You have to be careful interpreting finding and development costs when a company is spending big now on future production. Otherwise I’d never have added Statoil to Jubak’s Picks. In 2008 the company had finding and development costs of $49.57 a barrel of oil equivalent as the company ramped up spending on future production. The company’s finding and development cost in the 2004-2007 averaged just slightly below $17.
And finding and development costs aren’t the only costs that count. There’s also lifting cost, which includes all production costs including taxes and royalties. That cost for Statoil was a low $7.11 per barrel of oil equivalent. ExxonMobil, one of the most efficient oil companies among the majors, has a lifting cost, according to Deutsche Bank, of $10.87 a barrel. Occidental Petroleum comes in at $14.82. ConocoPhillips at $19.26. And Petrobras at $22.02. (For more on my buy of Statoil, see my post http://jubakpicks.com/2009/09/23/buy-statoil-hydro-sto/ )

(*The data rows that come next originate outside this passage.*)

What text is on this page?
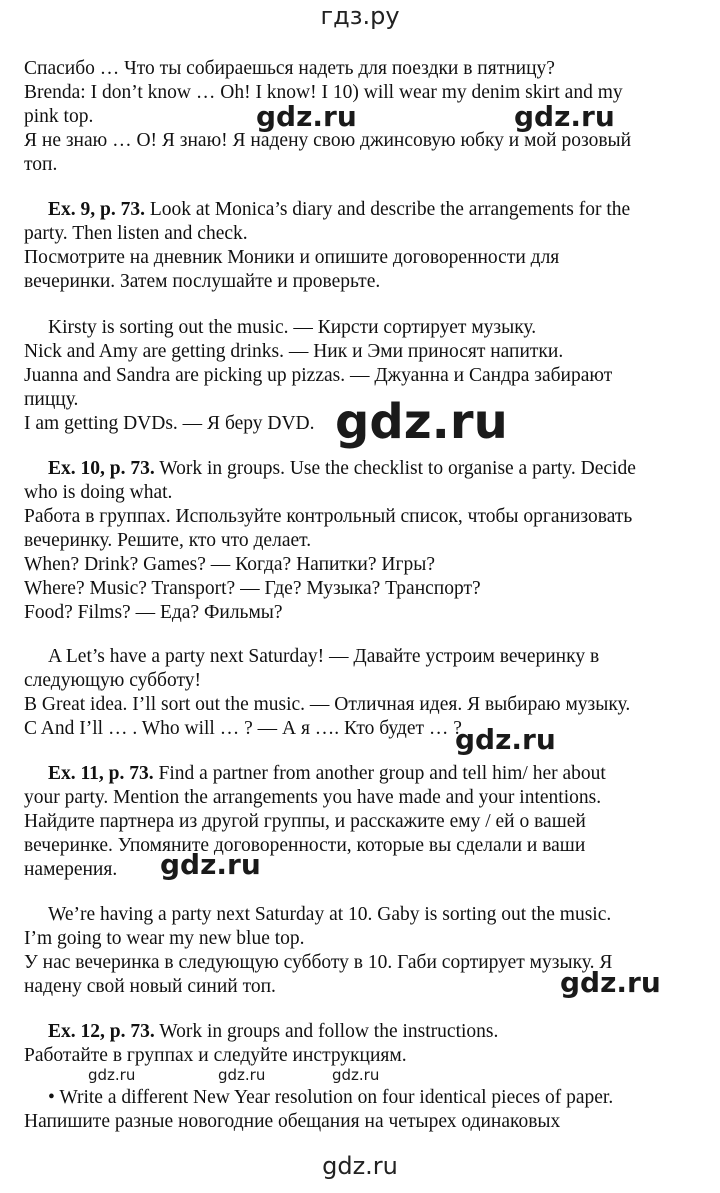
гдз.ру
Спасибо … Что ты собираешься надеть для поездки в пятницу?
Brenda: I don’t know … Oh! I know! I 10) will wear my denim skirt and my
pink top.
Я не знаю … О! Я знаю! Я надену свою джинсовую юбку и мой розовый
топ.
Ex. 9, p. 73. Look at Monica’s diary and describe the arrangements for the
party. Then listen and check.
Посмотрите на дневник Моники и опишите договоренности для
вечеринки. Затем послушайте и проверьте.
Kirsty is sorting out the music. — Кирсти сортирует музыку.
Nick and Amy are getting drinks. — Ник и Эми приносят напитки.
Juanna and Sandra are picking up pizzas. — Джуанна и Сандра забирают
пиццу.
I am getting DVDs. — Я беру DVD.
Ex. 10, p. 73. Work in groups. Use the checklist to organise a party. Decide
who is doing what.
Работа в группах. Используйте контрольный список, чтобы организовать
вечеринку. Решите, кто что делает.
When? Drink? Games? — Когда? Напитки? Игры?
Where? Music? Transport? — Где? Музыка? Транспорт?
Food? Films? — Еда? Фильмы?
A Let’s have a party next Saturday! — Давайте устроим вечеринку в
следующую субботу!
B Great idea. I’ll sort out the music. — Отличная идея. Я выбираю музыку.
C And I’ll … . Who will … ? — А я …. Кто будет … ?
Ex. 11, p. 73. Find a partner from another group and tell him/ her about
your party. Mention the arrangements you have made and your intentions.
Найдите партнера из другой группы, и расскажите ему / ей о вашей
вечеринке. Упомяните договоренности, которые вы сделали и ваши
намерения.
We’re having a party next Saturday at 10. Gaby is sorting out the music.
I’m going to wear my new blue top.
У нас вечеринка в следующую субботу в 10. Габи сортирует музыку. Я
надену свой новый синий топ.
Ex. 12, p. 73. Work in groups and follow the instructions.
Работайте в группах и следуйте инструкциям.
• Write a different New Year resolution on four identical pieces of paper.
Напишите разные новогодние обещания на четырех одинаковых
gdz.ru	gdz.ru
gdz.ru
gdz.ru
gdz.ru
gdz.ru
gdz.ru	gdz.ru	gdz.ru
gdz.ru
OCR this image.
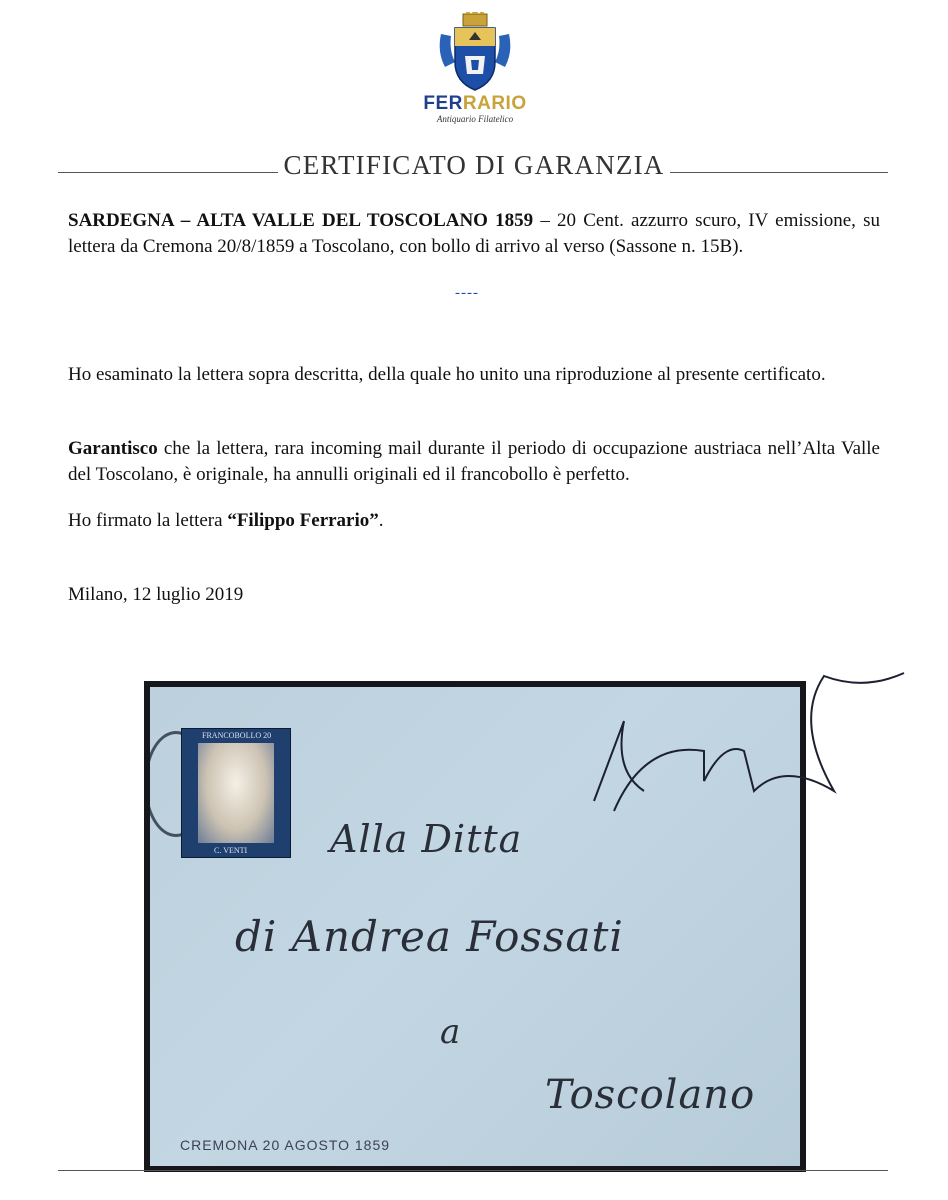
FERRARIO
Antiquario Filatelico
CERTIFICATO DI GARANZIA
SARDEGNA – ALTA VALLE DEL TOSCOLANO 1859 – 20 Cent. azzurro scuro, IV emissione, su lettera da Cremona 20/8/1859 a Toscolano, con bollo di arrivo al verso (Sassone n. 15B).
----
Ho esaminato la lettera sopra descritta, della quale ho unito una riproduzione al presente certificato.
Garantisco che la lettera, rara incoming mail durante il periodo di occupazione austriaca nell’Alta Valle del Toscolano, è originale, ha annulli originali ed il francobollo è perfetto.
Ho firmato la lettera “Filippo Ferrario”.
Milano, 12 luglio 2019
FRANCOBOLLO 20
C. VENTI Alla Ditta
di Andrea Fossati
a
Toscolano
CREMONA 20 AGOSTO 1859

From these numbers you can see how big a transformation Devon Energy’s asset sale will produce. From a company with a combined finding and development cost of $9.53 per barrel of oil equivalent—already low—Devon will move to a company with a finding and development cost of an extraordinarily low $6.86. And it will accomplish that by shedding assets with a finding and development cost of $31.13 a barrel of oil equivalent.
Lowering costs like this means that Devon won’t be so dependent on oil near $80 a barrel (as the company assumes in recent projections) or natural gas prices rallying and then rallying some more. It won’t have to raise capital—and pay interest—on the money it needs to develop its deepwater and onshore wells but will be able to fund drilling from internal cash flow—and to pay down debt with the proceeds from its asset sales.
Looking at costs—and therefore profits and the dependency of profits on oil prices that are higher than today—you’ll come away with an appreciation of low cost—both finding and development and lifting—companies like ExxonMobil and Chevron, among the majors. And by looking at costs you’ll also come away with an appreciation for the potential upside as well as the risk in development plays such as Statoil and Petrobras.
Full disclosure: I own shares of Devon Energy, Petrobras, and Statoil in my personal accounts.